Playing in the same world as “Dangerous Liaisons” (1988), “Cruel Intentions” (1999), and the original 1782 French novel Les Liaisons Dangereuses by Pierre Choderlos de Laclos, HBO’s “The Seduction” is about a woman who’s manipulated out of her innocence and develops an insatiable craving for manipulation.
Directed by Jessica Palud, created and co-written by Jean-Baptiste Delafon alongside Palud and Gaëlle Bellan, this six-episode reimagining of the highly effective and popular story is a French HBO Original, arriving on November 14. If you’re expecting another mirror of the novel or any of the movies, this new series dodges the expected. Here, the lady Isabelle de Merteuil, her equally conniving lover Sébastien de Valmont, and the other well-known characters are reconfigured with many of their plotlines and traits broken up and redistributed.
If you came for the original’s letter-writing power plays, you’ll get those with a remix. Les Liaisons Dangereuses is about the treacherous duel between Merteuil and Valmont. In “The Seduction,” Anamaria Vartolomei’s Merteuil isn’t the elite player we know. She’s a young woman living in a convent who claws her way into prominence after Valmont (Vincent Lacoste) betrays her. At the same time, Diane Kruger portrays his aunt and her mentor-in-malice, Madame de Rosemonde. The series trades the established rules of manipulation and self-destructive cruelty for an examination of psychological wounds, cruel desires, trickery, and whether love can exist in the shadows of those ills.
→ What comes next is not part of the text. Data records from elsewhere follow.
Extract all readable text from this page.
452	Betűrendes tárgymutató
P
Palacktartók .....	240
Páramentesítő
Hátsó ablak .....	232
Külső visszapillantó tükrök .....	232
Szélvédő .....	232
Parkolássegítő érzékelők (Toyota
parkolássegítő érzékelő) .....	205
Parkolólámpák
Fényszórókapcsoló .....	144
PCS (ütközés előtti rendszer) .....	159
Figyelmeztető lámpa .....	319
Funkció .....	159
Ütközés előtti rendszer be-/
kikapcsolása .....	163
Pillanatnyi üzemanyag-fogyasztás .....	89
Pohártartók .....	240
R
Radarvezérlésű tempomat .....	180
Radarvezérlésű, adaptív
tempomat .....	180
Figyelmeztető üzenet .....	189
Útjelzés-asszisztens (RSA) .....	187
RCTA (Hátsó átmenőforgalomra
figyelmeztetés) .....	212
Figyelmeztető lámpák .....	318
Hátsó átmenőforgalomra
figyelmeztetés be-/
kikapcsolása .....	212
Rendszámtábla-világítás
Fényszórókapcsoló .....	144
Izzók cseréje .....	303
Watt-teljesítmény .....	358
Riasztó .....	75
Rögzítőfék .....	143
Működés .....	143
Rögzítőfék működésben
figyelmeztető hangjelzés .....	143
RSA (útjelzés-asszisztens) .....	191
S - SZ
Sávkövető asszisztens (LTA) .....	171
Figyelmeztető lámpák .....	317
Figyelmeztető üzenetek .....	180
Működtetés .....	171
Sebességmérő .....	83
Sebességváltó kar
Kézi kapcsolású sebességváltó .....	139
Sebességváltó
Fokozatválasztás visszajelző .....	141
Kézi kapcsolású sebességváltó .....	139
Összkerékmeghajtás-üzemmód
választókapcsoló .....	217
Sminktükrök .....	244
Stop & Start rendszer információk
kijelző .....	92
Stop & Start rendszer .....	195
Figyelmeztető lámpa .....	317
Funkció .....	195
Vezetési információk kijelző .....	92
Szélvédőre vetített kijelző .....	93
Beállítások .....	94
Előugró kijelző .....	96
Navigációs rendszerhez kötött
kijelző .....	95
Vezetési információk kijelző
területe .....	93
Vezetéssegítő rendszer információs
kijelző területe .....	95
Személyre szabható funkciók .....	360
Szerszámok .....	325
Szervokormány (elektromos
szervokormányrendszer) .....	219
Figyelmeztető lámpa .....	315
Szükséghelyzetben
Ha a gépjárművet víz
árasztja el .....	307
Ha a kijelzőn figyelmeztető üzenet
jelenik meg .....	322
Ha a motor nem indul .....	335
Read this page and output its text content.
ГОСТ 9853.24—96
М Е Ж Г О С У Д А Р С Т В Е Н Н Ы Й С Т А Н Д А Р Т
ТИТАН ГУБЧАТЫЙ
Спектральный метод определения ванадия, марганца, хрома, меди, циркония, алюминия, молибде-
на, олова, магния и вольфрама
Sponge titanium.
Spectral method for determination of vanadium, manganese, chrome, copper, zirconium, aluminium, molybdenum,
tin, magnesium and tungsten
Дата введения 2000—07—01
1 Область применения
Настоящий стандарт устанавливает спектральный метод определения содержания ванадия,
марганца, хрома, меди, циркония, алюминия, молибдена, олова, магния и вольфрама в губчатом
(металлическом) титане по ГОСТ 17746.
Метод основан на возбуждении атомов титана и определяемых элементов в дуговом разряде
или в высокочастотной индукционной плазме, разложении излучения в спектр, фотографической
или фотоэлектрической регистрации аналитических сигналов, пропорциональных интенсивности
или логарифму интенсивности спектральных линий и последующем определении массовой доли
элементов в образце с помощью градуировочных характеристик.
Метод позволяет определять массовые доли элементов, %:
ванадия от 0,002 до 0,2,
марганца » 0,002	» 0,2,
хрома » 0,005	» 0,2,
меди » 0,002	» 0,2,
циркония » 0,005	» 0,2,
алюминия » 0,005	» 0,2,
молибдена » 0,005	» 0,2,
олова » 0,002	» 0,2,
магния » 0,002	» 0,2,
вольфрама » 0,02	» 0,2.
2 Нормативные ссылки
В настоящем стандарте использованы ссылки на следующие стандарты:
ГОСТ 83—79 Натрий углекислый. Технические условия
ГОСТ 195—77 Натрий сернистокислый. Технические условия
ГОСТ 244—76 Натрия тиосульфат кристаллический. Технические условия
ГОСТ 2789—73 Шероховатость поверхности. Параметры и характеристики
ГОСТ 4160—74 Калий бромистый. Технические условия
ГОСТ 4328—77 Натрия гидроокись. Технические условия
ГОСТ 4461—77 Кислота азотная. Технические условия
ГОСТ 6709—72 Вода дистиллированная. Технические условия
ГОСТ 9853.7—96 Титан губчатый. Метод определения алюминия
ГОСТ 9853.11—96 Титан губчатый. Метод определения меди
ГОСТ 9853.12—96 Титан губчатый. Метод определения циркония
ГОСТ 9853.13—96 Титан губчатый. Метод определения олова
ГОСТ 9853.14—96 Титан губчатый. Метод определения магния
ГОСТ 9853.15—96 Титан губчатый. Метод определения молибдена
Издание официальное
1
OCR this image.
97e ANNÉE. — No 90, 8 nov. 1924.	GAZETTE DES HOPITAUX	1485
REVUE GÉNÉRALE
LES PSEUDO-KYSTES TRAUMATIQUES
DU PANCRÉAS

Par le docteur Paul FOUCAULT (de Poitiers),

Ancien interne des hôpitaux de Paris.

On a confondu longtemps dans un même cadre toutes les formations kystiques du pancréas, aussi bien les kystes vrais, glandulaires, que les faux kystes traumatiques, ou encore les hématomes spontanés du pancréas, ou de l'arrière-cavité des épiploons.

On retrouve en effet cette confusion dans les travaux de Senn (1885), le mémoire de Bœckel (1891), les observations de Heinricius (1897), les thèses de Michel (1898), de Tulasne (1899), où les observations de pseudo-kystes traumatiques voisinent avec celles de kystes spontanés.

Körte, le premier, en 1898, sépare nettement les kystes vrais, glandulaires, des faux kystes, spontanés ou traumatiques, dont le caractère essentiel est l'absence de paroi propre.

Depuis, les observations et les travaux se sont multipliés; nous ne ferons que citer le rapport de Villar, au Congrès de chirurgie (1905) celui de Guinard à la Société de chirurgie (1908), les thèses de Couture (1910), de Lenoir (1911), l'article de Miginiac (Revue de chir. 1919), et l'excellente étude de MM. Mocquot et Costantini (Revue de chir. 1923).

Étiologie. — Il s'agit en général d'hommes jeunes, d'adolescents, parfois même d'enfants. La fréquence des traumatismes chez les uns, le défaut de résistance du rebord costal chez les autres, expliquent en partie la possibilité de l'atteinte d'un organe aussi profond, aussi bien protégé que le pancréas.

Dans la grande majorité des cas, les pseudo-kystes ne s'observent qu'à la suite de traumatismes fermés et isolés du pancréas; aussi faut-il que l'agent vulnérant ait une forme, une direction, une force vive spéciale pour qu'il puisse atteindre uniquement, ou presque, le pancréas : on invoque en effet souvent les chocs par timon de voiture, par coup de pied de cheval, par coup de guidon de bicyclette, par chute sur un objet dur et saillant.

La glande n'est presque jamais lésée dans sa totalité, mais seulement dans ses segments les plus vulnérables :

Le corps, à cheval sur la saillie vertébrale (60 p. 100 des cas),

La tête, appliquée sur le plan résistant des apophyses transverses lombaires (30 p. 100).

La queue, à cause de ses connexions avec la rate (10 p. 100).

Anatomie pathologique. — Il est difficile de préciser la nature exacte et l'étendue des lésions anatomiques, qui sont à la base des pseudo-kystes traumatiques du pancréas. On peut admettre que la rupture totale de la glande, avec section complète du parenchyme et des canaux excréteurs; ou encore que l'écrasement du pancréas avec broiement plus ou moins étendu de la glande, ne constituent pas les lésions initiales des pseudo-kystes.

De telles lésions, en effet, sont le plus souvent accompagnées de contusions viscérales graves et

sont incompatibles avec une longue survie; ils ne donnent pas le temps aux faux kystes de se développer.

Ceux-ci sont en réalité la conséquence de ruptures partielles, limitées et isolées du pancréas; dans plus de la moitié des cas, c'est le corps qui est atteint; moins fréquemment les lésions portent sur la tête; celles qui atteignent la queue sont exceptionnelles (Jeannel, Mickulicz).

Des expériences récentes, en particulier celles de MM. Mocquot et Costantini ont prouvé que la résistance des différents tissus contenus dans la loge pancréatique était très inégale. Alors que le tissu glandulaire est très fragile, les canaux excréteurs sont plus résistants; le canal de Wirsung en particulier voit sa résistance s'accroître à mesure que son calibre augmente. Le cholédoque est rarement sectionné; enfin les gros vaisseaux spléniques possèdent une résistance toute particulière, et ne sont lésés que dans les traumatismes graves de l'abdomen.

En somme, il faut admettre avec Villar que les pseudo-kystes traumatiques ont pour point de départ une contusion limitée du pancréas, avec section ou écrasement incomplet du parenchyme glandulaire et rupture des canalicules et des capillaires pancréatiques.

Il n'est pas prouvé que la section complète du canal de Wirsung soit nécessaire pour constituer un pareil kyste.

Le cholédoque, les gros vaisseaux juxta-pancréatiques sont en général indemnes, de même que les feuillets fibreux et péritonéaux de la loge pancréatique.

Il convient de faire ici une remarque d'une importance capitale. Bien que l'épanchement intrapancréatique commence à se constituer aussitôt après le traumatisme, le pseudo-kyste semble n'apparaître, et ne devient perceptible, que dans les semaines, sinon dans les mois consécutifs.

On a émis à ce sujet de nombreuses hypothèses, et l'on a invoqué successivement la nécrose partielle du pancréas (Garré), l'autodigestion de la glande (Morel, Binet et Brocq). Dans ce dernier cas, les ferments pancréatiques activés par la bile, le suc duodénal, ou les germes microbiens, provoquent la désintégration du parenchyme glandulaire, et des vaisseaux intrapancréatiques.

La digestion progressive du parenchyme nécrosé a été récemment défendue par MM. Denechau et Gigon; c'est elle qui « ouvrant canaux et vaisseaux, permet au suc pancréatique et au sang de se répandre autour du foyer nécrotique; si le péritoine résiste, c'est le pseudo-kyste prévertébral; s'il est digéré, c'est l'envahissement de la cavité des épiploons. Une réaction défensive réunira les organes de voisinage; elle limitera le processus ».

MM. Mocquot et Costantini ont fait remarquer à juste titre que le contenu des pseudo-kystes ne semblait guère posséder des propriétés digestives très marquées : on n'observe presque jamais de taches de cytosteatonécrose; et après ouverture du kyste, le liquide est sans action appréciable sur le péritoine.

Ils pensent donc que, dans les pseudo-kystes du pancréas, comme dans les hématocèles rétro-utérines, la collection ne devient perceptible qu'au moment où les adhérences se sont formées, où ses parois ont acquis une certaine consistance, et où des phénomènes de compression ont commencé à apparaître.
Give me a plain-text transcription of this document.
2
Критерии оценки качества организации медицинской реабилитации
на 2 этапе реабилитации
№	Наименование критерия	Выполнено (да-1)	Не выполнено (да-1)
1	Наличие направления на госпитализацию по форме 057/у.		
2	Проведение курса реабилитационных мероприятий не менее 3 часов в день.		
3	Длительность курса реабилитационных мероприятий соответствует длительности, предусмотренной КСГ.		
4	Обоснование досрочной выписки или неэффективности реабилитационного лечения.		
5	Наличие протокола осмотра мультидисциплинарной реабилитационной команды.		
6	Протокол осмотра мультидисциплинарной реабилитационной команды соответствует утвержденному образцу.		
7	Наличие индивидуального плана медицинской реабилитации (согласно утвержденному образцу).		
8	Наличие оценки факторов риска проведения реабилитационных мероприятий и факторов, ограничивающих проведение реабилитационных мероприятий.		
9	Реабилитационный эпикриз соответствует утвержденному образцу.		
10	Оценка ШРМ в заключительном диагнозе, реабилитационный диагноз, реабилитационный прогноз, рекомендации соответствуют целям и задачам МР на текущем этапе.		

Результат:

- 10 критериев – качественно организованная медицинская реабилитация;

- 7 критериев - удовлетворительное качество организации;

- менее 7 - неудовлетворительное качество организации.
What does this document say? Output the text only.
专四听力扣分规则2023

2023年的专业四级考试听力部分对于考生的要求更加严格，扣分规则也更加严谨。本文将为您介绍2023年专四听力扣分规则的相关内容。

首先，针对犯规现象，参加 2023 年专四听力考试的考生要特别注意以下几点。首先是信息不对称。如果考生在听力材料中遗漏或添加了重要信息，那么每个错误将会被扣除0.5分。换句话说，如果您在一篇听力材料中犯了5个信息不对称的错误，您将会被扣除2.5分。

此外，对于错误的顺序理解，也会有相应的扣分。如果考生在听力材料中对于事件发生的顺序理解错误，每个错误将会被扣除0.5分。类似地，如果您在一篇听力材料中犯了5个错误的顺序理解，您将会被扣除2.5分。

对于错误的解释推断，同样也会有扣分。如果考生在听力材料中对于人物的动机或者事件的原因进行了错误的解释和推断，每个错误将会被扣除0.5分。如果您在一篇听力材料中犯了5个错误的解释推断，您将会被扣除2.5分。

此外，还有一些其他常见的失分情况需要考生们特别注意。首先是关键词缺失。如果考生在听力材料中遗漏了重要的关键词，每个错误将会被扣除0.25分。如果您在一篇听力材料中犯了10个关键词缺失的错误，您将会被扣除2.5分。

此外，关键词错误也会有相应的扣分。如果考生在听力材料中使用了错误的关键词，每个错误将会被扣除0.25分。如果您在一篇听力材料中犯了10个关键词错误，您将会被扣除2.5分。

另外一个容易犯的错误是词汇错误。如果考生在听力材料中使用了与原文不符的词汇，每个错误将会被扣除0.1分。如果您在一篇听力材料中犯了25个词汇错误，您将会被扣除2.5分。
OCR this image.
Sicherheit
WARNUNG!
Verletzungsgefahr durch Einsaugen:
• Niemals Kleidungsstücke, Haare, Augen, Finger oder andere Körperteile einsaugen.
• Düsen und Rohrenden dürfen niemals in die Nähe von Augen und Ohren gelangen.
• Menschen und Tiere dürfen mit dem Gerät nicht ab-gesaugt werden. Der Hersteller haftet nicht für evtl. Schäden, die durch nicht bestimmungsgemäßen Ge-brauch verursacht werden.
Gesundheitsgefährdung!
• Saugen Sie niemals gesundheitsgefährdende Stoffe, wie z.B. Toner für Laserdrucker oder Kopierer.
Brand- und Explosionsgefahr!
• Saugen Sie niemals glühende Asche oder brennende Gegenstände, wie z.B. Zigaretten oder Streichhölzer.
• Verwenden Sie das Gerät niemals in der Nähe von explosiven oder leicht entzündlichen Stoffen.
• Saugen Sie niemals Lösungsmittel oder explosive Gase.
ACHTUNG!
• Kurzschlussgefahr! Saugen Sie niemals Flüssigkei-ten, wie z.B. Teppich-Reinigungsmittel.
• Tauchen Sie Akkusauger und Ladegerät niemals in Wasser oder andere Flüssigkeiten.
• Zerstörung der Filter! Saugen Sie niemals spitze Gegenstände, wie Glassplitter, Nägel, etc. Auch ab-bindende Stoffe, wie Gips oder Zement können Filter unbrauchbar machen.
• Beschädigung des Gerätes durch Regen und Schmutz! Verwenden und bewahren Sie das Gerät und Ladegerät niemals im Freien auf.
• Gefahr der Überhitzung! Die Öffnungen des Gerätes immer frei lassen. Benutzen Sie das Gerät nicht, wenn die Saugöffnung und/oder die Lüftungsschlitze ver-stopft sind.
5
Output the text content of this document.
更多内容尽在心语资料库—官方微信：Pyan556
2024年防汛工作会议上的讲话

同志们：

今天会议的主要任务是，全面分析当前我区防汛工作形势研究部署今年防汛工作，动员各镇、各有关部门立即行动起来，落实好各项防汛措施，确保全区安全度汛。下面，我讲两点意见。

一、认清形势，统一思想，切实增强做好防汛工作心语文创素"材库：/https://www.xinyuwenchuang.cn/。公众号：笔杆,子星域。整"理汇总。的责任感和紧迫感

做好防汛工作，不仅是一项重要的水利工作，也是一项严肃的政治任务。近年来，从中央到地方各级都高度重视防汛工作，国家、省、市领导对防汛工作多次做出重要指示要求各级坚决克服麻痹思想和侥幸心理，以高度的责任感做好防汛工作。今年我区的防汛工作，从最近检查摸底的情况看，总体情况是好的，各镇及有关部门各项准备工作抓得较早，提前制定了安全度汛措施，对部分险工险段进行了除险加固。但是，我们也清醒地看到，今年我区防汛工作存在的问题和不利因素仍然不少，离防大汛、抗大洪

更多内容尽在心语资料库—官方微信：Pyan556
Also starring Lucas Bravo as Comte de Gercourt, Noée Abita as Madame de Tourvel, Fantine Harduin as Cécile de Volanges, and Samuel Kircher as Chevalier Danceny, this French-language feast of machinations also interrogates the differences between two types of libertines—rule-breakers who lived for intellect, indulgence, and seduction, without society’s permission. It’s men versus women, and how the expectations of freedom and consequences differ for the two.
Yet, surprisingly, for a saga about the heat of scandalous behavior, the seductions themselves linger at room temperature. It’s strange, I can’t say “The Seduction” has any faults. It’s gorgeous—at one point, Valmont is framed between curtains with such exquisite lighting, he’s like an Elisabeth Louise Vigée Le Brun painting. The acting is engaging, embodying the characters with a pretentious capriciousness fitting the aristocrats of that time, and the writing moves along. I’m struggling to define why this show didn’t spark for me, except I was bored.
That may be because very little seems to matter to these characters throughout most of the episodes. They play ruinous games of desire with other people’s lives, and yet I couldn’t feel the fire of their emotions or connect with the stakes in their schemes. The emotional narrative lacks pull, and the characters lack dimension. What more do they want or need other than sexual exploits and winning? Who are they outside of their games? [Picture a shrug here] I’m not sure.
The manipulations aren’t spiced with darkness; they aren’t ugly, or twisty, or even mischievous. They exist without a particular flavor. “The Seduction” is about vicious paybacks and the scandals of libertine life, but without visceral sexiness or savvy. However, near the end, there are questions about the true motives behind each character’s actions. That intrigue begins halfway through episode 5 and carries on until the final moments, where “Hallelujah” by Jeff Buckley plays anachronistically. At that point, the show works, and yet the edge of my seat was untested.
Perhaps “The Seduction” wants us to understand that desire without passion is emptiness, a conniver will ultimately outwit themselves, and regret is its own punishment. If so, then you, like Isabelle and Valmont, can pick your poison.
Whole season screened for review. Premieres on November 14 on HBO Max.